Shoveling snow can be extremely taxing since the arms have such a low efficiency in this activity. Suppose a person shoveling a sidewalk metabolizes food at the rate of 700 W. (The efficiency of a person shoveling is 3%.) (a) What is her useful power output (in W)? W (b) How long (in s) will it take her to lift 2,700 kg of snow 1.20 m? (This could be the amount of heavy snow on 60.0 ft of sidewalk.)

Answer 1

A) We know that efficiency in a system is defined by the equation

`\eta = (P_(out))/(P_(in))`

Where P is the Power in a system.

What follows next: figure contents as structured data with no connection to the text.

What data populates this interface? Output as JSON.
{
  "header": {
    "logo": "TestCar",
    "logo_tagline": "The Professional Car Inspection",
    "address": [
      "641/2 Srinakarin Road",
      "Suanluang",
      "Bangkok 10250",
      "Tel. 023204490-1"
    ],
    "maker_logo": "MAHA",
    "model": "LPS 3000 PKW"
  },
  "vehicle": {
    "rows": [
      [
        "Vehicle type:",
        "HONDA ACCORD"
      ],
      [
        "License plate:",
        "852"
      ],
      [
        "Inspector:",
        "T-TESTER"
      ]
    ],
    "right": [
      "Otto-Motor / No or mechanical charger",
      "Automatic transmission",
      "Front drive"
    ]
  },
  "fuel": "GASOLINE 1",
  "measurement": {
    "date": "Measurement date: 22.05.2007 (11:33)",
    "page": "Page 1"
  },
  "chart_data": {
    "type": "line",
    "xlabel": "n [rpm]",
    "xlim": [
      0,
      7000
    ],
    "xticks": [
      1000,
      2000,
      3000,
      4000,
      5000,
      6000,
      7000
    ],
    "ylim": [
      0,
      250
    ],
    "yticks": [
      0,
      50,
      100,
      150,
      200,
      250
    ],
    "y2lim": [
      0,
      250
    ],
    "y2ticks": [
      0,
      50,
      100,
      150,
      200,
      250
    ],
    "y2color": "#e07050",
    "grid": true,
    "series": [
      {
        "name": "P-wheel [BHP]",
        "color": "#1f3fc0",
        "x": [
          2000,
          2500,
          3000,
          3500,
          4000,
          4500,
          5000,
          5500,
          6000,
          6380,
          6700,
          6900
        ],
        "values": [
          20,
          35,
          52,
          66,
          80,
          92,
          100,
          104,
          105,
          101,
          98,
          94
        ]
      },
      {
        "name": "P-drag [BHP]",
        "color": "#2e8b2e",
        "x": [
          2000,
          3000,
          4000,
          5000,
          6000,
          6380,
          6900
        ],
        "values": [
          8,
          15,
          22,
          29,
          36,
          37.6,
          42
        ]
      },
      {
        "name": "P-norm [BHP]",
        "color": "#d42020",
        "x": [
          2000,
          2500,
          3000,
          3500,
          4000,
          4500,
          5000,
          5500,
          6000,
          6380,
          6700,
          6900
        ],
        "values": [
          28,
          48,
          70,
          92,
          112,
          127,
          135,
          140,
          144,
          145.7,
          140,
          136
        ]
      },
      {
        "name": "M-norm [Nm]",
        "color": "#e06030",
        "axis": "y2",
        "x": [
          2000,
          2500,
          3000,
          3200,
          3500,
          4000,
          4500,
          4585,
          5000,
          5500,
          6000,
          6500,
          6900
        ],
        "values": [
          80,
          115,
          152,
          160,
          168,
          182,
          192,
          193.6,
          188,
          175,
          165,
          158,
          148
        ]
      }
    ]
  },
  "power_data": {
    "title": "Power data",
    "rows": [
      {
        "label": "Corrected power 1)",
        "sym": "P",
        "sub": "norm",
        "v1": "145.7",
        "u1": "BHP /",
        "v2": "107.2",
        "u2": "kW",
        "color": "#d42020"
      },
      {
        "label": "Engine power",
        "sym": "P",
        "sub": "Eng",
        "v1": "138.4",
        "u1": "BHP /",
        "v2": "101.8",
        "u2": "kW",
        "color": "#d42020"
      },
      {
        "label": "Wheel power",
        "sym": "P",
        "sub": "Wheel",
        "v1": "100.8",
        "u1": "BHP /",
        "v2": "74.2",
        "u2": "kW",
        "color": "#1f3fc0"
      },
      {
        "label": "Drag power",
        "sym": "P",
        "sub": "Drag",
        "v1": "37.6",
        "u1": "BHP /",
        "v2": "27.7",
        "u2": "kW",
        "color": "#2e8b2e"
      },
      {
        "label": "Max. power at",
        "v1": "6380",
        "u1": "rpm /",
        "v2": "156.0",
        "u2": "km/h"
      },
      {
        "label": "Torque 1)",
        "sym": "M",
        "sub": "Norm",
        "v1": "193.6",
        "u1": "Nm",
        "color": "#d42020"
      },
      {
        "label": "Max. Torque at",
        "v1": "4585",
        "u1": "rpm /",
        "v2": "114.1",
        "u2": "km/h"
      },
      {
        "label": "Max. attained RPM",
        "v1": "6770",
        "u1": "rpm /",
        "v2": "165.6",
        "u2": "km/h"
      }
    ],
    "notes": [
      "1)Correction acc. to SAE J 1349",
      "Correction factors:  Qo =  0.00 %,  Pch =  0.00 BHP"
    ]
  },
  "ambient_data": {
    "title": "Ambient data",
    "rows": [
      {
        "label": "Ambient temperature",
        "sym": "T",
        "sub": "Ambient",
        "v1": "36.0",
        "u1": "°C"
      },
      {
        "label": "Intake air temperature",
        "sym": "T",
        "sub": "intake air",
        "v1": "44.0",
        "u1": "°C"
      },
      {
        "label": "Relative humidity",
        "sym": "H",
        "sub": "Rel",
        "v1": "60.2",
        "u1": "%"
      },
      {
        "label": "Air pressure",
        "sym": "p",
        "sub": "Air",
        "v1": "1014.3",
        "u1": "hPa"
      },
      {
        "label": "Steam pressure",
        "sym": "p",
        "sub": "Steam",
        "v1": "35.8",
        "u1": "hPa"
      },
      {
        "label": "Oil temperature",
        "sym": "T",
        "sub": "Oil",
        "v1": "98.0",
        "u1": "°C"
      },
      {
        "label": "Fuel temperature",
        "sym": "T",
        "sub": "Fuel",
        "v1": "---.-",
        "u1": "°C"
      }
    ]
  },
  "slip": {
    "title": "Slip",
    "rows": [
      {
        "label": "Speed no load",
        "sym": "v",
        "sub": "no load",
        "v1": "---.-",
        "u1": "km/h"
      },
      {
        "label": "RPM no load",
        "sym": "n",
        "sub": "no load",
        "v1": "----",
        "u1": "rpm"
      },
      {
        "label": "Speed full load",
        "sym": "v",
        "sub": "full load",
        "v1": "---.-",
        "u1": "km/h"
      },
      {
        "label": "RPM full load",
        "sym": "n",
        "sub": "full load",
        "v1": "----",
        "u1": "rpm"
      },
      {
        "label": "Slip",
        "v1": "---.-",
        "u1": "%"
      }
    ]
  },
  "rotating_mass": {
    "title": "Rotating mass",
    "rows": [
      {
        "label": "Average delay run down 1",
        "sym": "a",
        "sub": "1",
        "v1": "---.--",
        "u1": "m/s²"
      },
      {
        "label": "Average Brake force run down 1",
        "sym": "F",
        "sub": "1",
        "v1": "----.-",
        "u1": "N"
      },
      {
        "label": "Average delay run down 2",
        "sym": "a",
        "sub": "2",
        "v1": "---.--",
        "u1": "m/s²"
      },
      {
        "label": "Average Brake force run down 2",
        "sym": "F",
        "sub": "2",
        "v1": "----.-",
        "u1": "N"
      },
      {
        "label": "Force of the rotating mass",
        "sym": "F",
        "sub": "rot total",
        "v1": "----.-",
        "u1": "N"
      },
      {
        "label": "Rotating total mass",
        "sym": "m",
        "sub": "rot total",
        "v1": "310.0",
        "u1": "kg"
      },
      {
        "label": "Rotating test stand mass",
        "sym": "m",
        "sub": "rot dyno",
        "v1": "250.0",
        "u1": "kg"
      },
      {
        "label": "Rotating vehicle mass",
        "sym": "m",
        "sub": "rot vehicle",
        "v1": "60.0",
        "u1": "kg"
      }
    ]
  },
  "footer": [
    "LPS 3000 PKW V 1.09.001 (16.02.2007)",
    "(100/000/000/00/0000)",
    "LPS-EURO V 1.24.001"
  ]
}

Then,

`P_(out) = P_(in)* \eta`

`P_(out) = 700*3\%`

`P_(out) = 21W`

Therefore the output power is 21W

B) Work is defined by,

`W=F*d`

`W=mg*d=2700(9.8)*1.2 = 31.75kJ`

To calculate the power we know that is the rate of work in a determined time, then

`P=(W)/(t)`

Re-arrange for t,

`t=(W)/(P) = (31.75*10^3)/(21)=1511s`

c) Finally we have that the amount of heat wasted depends on the power, then,

`Q= (700-21)*1511`

`Q=1.02*10^6J`